The Plot – Review by Dave Rosenberg

On one level the plot in “The Plot,” Will Eno’s absorbing play having its world premiere at Yale Rep, is familiar: It’s the battle between people and corporations, between the individual and the collective, private vs. public sectors. Yet, just as the title has various meanings — a story’s incidents, a scheme, acreage, a grave – so does this work about life and death, about making a place for ourselves before succumbing to the inevitable.

Here we have Richard “Righty” Morse (Harris Yulin), a seeming Alzheimer’s sufferer, visiting the grave he bought for himself in “a small country graveyard.” But that six-foot parcel symbolically widens out to include not just a place for eternal rest but a home, a structure from which to contemplate a life’s meaning. “I just want somewhere,” says Righty, “one place that stays. So everybody doesn’t forget.”

In an existential universe described as “fatal,” where there are 14 dead people for every living one, the goal is “wanting to make a mark, to leave a sign.” As Samuel Beckett (one of Eno’s idols) wrote in “Waiting for Godot,” we are born “astride of a grave . . . lingeringly the grave-digger puts on the forceps. We have time to grow old.”

But Righty’s growing old peacefully is troublesome, burdening his impatient wife, Joanne (Mia Katigbak), who also worries about their precarious financial situation. Another threat is a smarmy developer, Tim (Stephen Barker Turner), an entrepreneur whose simplistic mantra is “the world is the world” and who wants to remove all graves in this country cemetery, used or unused, erasing history to make way for an industrial park.

Tim has a wife (unseen) and a mistress, Donna (Jennifer Mudge). Efficient, reasonable and ambitious, Donna’s job is to offer Righty and his suspicious wife a sweetend deal to get them to relinquish the grave site.
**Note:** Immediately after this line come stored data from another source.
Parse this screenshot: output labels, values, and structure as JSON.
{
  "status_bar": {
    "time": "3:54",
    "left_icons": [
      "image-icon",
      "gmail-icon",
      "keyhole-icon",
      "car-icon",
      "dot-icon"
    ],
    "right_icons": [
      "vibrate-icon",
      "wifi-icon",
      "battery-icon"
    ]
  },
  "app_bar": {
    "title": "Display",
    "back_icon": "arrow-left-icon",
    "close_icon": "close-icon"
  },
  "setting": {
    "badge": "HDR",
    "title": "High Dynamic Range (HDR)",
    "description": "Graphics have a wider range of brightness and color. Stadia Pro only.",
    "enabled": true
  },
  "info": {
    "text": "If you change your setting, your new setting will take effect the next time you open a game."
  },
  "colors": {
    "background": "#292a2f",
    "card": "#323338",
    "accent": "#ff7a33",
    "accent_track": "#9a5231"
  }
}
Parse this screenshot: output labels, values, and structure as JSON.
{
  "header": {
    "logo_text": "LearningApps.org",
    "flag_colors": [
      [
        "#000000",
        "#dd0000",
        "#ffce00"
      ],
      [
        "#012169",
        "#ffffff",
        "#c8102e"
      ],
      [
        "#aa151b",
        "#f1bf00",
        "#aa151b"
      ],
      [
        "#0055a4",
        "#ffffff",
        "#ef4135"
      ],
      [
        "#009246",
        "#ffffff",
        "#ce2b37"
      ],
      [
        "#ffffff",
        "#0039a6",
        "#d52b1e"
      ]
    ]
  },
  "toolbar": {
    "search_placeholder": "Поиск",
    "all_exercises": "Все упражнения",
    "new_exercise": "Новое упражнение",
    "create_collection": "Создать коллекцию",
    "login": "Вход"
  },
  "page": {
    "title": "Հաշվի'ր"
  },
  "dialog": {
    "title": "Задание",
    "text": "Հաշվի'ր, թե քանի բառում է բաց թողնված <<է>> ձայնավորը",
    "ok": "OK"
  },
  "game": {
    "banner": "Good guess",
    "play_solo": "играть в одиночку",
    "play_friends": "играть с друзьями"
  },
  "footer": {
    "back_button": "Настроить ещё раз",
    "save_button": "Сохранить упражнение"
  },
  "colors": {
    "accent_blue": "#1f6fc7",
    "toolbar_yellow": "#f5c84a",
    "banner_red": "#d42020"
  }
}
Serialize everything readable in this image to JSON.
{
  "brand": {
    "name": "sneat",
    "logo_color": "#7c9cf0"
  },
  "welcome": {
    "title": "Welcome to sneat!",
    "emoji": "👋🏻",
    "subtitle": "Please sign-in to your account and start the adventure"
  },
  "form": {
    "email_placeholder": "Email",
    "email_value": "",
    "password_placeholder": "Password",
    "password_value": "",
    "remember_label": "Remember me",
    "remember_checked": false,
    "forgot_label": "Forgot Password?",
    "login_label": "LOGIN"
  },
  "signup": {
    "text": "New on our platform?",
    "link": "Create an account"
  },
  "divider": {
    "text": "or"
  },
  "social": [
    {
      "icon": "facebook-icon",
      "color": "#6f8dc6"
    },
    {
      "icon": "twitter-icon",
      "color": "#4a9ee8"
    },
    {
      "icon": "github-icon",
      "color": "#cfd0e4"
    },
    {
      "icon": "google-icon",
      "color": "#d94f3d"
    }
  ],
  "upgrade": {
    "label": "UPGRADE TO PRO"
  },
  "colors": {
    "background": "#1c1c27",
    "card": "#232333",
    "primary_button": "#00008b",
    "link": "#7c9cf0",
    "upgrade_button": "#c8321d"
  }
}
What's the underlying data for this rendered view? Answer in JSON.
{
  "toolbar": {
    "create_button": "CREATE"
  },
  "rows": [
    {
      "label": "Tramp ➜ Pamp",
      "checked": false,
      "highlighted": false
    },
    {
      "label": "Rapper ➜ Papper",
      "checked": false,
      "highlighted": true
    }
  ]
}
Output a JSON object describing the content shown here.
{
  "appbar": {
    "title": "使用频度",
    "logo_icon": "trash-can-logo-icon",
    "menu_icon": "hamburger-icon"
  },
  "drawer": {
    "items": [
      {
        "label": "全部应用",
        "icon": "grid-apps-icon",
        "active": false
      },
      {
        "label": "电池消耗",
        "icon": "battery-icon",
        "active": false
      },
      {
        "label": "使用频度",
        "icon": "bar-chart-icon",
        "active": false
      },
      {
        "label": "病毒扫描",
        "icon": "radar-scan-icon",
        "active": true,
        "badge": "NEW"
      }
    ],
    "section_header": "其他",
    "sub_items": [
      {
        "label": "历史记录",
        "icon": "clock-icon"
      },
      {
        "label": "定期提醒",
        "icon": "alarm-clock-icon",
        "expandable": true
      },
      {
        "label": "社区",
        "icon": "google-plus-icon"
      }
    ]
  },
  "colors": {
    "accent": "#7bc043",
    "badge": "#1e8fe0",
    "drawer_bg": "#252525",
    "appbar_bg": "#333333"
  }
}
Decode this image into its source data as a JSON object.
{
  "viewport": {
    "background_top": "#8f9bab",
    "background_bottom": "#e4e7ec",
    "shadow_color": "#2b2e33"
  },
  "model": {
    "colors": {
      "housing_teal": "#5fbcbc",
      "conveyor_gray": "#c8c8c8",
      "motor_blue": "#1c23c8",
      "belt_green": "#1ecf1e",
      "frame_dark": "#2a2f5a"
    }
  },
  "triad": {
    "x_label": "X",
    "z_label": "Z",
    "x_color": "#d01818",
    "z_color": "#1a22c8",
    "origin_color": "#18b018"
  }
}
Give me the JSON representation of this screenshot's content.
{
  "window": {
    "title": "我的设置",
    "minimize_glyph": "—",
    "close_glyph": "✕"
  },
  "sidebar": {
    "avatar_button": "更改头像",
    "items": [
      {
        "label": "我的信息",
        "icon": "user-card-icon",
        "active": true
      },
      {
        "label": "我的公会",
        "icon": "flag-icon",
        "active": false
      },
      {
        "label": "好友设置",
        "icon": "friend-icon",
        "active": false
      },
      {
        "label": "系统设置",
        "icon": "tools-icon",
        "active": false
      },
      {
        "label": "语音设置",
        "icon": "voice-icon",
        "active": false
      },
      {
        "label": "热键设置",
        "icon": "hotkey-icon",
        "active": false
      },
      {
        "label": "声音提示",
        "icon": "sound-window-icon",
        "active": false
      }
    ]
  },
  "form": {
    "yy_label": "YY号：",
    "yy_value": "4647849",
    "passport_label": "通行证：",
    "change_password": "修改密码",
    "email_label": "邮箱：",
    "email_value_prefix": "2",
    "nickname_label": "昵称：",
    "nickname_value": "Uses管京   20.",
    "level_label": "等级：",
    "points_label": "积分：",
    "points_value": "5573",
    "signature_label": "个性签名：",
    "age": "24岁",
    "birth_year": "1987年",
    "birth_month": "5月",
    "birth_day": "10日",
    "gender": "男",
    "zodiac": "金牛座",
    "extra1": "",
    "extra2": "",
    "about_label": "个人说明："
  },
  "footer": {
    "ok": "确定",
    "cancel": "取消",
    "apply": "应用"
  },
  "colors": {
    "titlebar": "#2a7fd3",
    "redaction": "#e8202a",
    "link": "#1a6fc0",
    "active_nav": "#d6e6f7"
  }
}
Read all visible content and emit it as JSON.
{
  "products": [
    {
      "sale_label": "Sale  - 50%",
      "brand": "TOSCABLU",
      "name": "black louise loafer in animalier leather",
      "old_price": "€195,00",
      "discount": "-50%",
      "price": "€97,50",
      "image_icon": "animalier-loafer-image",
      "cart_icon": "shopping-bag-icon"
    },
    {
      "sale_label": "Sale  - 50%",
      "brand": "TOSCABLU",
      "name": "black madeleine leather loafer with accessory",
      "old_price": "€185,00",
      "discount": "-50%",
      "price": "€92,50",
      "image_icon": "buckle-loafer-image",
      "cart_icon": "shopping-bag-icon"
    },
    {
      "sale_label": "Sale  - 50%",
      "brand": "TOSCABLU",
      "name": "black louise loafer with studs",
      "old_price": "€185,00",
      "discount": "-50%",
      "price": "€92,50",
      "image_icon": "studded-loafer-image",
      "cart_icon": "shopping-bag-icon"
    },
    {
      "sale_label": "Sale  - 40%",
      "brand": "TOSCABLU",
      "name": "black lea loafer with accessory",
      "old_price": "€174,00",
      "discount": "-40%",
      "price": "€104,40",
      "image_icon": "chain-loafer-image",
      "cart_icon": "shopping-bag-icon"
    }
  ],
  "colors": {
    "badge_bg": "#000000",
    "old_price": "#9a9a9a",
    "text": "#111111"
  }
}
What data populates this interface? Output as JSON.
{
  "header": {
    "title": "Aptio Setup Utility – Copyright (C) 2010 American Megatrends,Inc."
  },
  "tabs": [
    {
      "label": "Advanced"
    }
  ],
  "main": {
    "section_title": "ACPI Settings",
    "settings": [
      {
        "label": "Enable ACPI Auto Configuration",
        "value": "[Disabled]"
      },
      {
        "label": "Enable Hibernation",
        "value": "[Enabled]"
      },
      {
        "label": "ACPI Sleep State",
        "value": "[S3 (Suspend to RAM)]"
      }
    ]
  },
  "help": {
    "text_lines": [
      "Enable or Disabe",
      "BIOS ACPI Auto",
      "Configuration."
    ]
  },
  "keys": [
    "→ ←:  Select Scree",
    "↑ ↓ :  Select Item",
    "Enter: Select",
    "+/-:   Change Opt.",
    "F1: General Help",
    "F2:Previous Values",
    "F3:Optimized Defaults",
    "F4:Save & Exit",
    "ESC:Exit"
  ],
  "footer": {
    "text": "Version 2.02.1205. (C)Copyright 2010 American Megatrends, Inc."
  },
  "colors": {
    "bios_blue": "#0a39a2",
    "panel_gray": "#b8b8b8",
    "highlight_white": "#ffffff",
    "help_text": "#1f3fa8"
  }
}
In the mix is Grey (Jimonn Cole), a young African-American from the historical commission, assigned to monitor disinterments and preserve as much history as possible. An idealist and environmentalist, Grey, like Righty, sees the bucolic beauty of the graveyard.

It’s Grey who identifies a warbling bird as a chickadee, among many other outdoor sounds. Emily Duncan Wilson’s sound design and original music create a deceptively realistic alignment with nature. Lighting designer Evan C. Anderson’s moody sunrises and sunsets play over Sarah Karl’s wonderful set with its decaying gazebo.

Though the evening consists of several scenes, and one stage wait is forever, Oliver Butler’s well- paced direction concentrates on the actors’ specificities, from Katigbak’s knowing Joanne, to Mudge’s frustrated Donna, Jimonn Cole’s humane Grey and Stephen Barker Turner’s gleefully villainous Tim. And then there’s Harris Yulin, brilliant as the yearning Righty.

“Life is getting rid of dead stuff to make room for living stuff,” says Tim. “The Plot” pulses with living stuff, knowing there’s “plenty of time for peace and quiet.”